Emu: Enhancing Image Generation Models Using Photogenic Needles in a Haystack (2309.15807v1)

Published 27 Sep 2023 in cs.CV

Abstract: Training text-to-image models with web scale image-text pairs enables the generation of a wide range of visual concepts from text. However, these pre-trained models often face challenges when it comes to generating highly aesthetic images. This creates the need for aesthetic alignment post pre-training. In this paper, we propose quality-tuning to effectively guide a pre-trained model to exclusively generate highly visually appealing images, while maintaining generality across visual concepts. Our key insight is that supervised fine-tuning with a set of surprisingly small but extremely visually appealing images can significantly improve the generation quality. We pre-train a latent diffusion model on $1.1$ billion image-text pairs and fine-tune it with only a few thousand carefully selected high-quality images. The resulting model, Emu, achieves a win rate of $82.9\%$ compared with its pre-trained only counterpart. Compared to the state-of-the-art SDXLv1.0, Emu is preferred $68.4\%$ and $71.3\%$ of the time on visual appeal on the standard PartiPrompts and our Open User Input benchmark based on the real-world usage of text-to-image models. In addition, we show that quality-tuning is a generic approach that is also effective for other architectures, including pixel diffusion and masked generative transformer models.

PDF Abstract

Enhancing Image Generation Models with Quality-Tuning: A Study of Emu

The paper "Emu: Enhancing Image Generation Models Using Photogenic Needles in a Haystack" introduces a novel approach to improve the aesthetics of generated images from text-to-image models. This work addresses a notable challenge in the field, where models trained on large-scale image-text datasets often do not inherently generate aesthetically appealing images. The authors propose a two-stage process: pre-training coupled with a unique fine-tuning technique called "quality-tuning," wherein a pre-trained model is further refined with a carefully curated small dataset of high-quality images. This strategy successfully enhances the aesthetic quality while preserving the model's ability to generate a diverse range of visual concepts.

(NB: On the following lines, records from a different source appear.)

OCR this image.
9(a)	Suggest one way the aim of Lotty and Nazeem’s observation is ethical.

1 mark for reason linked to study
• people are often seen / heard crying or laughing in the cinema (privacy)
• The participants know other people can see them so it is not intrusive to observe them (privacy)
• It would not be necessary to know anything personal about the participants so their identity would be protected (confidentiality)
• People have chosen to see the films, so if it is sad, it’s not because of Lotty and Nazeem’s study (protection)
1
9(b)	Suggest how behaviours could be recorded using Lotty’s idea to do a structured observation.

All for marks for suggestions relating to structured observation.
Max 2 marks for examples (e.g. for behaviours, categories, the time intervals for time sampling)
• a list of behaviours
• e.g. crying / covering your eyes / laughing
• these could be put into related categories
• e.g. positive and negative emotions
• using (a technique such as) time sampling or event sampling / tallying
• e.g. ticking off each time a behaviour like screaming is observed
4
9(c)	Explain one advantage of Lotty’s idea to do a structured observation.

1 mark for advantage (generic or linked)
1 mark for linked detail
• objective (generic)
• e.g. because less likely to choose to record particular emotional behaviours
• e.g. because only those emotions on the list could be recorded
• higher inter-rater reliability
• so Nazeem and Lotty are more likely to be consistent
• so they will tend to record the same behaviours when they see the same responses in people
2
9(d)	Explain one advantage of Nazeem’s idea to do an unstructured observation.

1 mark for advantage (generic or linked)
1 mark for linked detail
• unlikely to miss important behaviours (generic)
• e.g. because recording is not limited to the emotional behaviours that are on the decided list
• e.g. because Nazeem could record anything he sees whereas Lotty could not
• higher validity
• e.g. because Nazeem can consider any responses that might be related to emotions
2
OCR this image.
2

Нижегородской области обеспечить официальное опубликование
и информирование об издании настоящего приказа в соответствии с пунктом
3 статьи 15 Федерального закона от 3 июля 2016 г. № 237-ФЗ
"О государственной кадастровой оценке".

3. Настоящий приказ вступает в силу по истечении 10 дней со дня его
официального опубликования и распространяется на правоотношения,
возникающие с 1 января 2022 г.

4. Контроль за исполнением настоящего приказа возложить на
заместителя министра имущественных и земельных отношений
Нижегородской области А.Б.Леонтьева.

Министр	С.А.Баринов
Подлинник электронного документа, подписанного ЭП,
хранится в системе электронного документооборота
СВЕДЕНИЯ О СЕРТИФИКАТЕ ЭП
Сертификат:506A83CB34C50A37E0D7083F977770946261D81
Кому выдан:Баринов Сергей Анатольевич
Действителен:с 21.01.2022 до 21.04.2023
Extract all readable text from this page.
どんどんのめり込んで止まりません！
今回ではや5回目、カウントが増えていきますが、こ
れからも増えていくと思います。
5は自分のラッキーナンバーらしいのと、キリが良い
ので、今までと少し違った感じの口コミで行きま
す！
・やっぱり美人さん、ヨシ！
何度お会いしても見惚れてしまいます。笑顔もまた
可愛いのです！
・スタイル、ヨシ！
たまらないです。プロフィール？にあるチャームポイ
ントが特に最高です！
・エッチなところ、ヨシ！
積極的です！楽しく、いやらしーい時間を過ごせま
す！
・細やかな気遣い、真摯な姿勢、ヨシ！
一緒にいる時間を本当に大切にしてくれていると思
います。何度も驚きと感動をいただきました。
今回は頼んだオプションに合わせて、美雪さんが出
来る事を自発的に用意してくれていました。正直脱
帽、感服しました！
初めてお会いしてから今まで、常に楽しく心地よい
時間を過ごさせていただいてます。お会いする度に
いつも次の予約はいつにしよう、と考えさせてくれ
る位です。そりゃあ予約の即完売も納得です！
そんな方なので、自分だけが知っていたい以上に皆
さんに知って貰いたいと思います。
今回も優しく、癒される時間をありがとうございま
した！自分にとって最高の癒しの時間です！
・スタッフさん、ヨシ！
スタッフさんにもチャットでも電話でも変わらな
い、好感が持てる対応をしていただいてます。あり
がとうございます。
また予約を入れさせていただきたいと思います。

Key Contributions and Methodology

Quality-Tuning Process: The core innovation of this paper lies in using a minimal dataset of manually selected high-quality images to fine-tune pre-trained models. By leveraging principles from photography such as composition, lighting, and storytelling, the authors curated a dataset that guides the model toward generating images with superior aesthetic quality.
Pre-Training Foundation: The models were initially trained using a latent diffusion approach on a substantial dataset of 1.1 billion image-text pairs. This large-scale pre-training phase ensures the model has a comprehensive understanding of diverse visual concepts.
Evaluation and Performance: The resulting model, Emu, demonstrates a significant improvement in generating aesthetically pleasing images compared to its pre-trained counterpart. Emu outperformed state-of-the-art models such as SDXLv1.0, achieving a win rate of over 68.4% and 71.3% on visual appeal across standardized benchmarks and open user prompts, respectively.
Broad Applicability: The authors illustrate that quality-tuning is a flexible technique applicable across various architectures, including pixel diffusion and masked generative transformer models, not just latent diffusion models. This flexibility underscores quality-tuning as a generic strategy for enhancing image generative models.

Implications and Future Work

This paper holds several implications for the development and enhancement of generative models. Practically, the quality-tuning method provides a cost-effective way of enhancing generation quality without the need for excessively large datasets. It aligns with approaches in NLP models where a small but high-quality dataset can significantly steer the model's output quality.

Theoretically, the results challenge the emphasis on large-scale data by demonstrating the potential of small, high-quality datasets to redefine output aesthetics. This insight may prompt further research into data curation techniques and the role of human feedback in model refinement.

Future developments could explore how this methodology might integrate with other domains of generative AI, such as text-to-video or 3D content creation. Additionally, research could be directed at automating parts of the curation process to further scale the quality-tuning paradigm.

Conclusion

The introduction of quality-tuning as detailed in this paper represents a significant advancement in the pursuit of enhancing the aesthetic quality of text-to-image generative models. By focusing on data quality rather than quantity, the authors have opened a new pathway for improving the visual appeal of generated content, emphasizing the critical role of curation in AI development. As AI continues to advance, techniques like quality-tuning will likely be pivotal in bridging the gap between technical capacity and artistic creativity.